Let us try to comprehend why such a huge yet unattended bias has emerged in the society. For the past hundreds of years, men have been synonymous to being the stronger sex while women have been considered the more submissive ones. Cinema and other popular forms of media have shown undeniable consistency in their inclination towards the idea of males harassing the females, because that is readily digested by the audience — gradually this has evolved into a vicious circle. Any movie scene where the wife is yelling at her husband, asking him to wash or cook — while the latter portrays a helpless expression, is instinctively expected to make the viewers laugh uncontrollably.
Those men who manage to muster the courage to report such crimes are ridiculed by the society, ruling out even the bleak possibility of offering sympathy. Also, the justice system fails to appropriately address or support their side of the story.

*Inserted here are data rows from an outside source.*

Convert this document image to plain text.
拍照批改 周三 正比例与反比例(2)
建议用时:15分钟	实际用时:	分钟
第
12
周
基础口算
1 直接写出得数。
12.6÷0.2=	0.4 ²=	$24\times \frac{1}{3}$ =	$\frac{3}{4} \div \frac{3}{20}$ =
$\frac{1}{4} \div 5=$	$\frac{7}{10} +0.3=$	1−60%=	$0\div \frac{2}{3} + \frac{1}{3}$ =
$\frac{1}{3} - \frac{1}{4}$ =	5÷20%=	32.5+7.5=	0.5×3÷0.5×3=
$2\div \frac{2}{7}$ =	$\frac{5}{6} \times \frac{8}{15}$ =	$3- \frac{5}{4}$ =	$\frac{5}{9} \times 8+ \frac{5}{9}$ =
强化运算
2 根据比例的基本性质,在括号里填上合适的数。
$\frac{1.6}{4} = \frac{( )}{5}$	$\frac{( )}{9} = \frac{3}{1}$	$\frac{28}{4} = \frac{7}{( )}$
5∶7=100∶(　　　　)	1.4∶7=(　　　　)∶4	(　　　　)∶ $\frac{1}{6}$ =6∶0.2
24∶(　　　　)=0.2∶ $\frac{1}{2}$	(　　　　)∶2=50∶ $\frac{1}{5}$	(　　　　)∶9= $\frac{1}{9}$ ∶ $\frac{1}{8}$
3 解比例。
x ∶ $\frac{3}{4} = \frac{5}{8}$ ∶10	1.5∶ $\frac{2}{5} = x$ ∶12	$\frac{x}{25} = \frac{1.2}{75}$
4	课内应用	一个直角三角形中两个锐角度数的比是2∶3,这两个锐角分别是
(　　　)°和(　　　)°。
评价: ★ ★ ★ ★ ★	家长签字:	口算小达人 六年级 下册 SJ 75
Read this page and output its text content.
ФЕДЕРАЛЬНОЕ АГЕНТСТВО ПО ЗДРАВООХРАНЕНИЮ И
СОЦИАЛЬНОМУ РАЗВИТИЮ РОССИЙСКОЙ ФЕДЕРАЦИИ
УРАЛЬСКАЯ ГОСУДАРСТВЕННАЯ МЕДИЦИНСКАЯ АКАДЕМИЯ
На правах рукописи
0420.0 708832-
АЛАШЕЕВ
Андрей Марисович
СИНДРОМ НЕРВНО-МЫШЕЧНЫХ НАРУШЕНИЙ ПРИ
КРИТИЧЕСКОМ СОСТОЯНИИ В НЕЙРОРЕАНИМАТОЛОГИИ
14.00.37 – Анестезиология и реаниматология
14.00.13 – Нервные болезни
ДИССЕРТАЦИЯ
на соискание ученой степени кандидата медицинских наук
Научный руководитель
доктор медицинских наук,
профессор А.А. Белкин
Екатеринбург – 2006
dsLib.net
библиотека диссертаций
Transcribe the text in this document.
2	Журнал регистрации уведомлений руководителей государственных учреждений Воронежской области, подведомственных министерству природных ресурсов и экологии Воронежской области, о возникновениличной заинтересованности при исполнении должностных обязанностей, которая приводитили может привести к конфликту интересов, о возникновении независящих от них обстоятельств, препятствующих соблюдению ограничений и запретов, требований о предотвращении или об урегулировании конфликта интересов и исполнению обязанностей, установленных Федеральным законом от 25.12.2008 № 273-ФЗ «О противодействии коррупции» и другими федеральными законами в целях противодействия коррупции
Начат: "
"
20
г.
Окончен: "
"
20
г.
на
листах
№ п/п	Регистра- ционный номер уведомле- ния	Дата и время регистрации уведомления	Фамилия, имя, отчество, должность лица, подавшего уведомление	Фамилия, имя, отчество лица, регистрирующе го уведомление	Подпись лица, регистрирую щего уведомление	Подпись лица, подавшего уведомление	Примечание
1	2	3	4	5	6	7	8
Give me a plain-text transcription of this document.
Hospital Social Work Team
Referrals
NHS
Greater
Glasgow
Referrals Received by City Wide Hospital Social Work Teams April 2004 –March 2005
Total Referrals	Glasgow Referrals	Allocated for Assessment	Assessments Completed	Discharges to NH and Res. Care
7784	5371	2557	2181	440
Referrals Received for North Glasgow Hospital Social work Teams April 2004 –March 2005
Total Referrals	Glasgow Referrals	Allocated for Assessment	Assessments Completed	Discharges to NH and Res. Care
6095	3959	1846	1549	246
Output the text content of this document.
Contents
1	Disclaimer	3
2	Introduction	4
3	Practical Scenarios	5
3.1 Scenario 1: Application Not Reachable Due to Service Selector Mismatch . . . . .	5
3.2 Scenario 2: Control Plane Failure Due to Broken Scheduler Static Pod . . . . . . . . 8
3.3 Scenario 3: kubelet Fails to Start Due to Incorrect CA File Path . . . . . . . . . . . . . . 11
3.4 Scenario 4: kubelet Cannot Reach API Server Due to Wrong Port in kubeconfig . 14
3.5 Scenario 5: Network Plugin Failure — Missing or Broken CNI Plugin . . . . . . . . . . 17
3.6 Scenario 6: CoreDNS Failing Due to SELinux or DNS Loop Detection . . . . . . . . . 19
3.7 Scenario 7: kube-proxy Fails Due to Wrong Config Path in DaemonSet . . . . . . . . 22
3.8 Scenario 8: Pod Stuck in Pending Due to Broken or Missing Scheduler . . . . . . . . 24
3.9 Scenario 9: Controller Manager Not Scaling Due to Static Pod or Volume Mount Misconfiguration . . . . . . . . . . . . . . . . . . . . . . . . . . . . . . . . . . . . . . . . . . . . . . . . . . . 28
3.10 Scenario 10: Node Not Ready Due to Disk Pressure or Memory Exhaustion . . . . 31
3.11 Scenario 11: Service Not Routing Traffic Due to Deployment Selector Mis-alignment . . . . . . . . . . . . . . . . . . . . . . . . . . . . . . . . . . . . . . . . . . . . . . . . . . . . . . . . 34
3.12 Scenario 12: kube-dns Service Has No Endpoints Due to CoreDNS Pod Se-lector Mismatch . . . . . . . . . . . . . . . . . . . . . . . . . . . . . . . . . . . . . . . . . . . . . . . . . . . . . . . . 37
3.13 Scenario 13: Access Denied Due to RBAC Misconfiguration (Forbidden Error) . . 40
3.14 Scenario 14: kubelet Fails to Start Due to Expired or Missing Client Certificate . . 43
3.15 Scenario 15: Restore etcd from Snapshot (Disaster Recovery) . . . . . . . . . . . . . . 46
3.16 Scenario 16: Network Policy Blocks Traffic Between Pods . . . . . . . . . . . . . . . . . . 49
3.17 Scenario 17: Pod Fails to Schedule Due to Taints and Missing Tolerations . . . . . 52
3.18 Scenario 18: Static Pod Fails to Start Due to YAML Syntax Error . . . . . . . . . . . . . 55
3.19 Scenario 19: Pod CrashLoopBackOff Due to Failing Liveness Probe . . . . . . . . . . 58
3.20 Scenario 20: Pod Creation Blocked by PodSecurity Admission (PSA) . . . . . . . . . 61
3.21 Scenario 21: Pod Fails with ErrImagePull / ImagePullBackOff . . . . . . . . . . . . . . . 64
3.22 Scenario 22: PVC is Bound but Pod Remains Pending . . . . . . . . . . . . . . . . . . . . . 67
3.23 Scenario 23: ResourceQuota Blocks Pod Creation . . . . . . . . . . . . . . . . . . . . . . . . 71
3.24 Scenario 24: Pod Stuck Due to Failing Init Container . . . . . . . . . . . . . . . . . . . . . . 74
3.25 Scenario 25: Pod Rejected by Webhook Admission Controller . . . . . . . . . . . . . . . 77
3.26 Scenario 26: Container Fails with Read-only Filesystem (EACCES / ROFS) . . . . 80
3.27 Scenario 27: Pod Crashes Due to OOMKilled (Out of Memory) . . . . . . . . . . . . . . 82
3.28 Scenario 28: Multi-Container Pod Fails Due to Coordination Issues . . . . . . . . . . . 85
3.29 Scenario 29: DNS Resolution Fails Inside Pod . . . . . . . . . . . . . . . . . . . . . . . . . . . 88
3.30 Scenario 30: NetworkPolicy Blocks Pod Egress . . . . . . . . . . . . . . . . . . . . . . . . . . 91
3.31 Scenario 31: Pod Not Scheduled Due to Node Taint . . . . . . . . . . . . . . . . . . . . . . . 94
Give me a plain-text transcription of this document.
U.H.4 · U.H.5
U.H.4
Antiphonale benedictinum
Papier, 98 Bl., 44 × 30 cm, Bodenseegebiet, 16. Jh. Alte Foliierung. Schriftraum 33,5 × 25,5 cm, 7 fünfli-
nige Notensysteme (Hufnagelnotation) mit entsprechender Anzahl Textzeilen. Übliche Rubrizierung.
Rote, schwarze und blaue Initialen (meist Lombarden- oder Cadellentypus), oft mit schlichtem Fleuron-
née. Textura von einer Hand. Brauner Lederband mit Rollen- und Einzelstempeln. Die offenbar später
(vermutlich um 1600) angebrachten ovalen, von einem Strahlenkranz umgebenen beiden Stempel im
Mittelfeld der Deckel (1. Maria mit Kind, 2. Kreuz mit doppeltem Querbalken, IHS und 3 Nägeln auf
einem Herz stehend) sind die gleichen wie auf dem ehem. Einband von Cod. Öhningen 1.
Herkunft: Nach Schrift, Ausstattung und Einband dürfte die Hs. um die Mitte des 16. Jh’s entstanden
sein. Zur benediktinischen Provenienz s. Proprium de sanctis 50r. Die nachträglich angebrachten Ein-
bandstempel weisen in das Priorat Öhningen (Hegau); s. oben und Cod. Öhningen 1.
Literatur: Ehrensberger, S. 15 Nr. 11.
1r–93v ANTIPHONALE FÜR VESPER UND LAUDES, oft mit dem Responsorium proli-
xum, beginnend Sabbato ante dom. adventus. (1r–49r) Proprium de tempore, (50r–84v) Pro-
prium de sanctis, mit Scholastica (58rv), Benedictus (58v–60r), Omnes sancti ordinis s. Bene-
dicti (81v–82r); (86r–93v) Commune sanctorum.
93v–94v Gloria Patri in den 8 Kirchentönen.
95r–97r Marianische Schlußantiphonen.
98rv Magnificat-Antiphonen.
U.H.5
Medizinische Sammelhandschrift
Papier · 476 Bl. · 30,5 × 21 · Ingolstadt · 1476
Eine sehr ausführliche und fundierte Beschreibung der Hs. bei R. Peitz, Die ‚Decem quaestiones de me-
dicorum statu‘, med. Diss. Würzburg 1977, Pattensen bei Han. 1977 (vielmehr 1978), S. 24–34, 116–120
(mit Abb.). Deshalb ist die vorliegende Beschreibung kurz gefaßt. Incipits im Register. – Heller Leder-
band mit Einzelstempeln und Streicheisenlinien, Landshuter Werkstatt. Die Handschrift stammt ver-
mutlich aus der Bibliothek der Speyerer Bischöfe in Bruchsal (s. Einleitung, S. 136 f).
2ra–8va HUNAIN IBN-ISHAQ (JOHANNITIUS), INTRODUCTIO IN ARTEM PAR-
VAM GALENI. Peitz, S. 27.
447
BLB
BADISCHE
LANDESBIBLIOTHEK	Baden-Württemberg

With probably a few exceptions, the law enforcement officers believe that males can easily subdue the females, break from any oppressing relationship and hence, they do not consider this aforementioned crime ‘serious’ enough to spend their time or resources. Consequently, lesser and lesser number of men give their voice to such stifling acts which in turns compels everyone to believe that these do not exist in real world. To worsen this current pattern, there are few shelters or NGOs that choose to work for this cause, which apparently seems to be too amusing to be real.
Yes, I agree that the cases accusing men for domestic violence outnumber those with women facing the charges. This is a relative analysis but when we talk of absolute numbers; such misconduct cannot be ignored or mocked at. When each one of us change our nonchalant attitude towards this issue, start accepting this possible harsh reality and promises to commiserate with the next ‘dude in distress’ we come across, we will open the doors to a sound future which guarantees equality for everyone.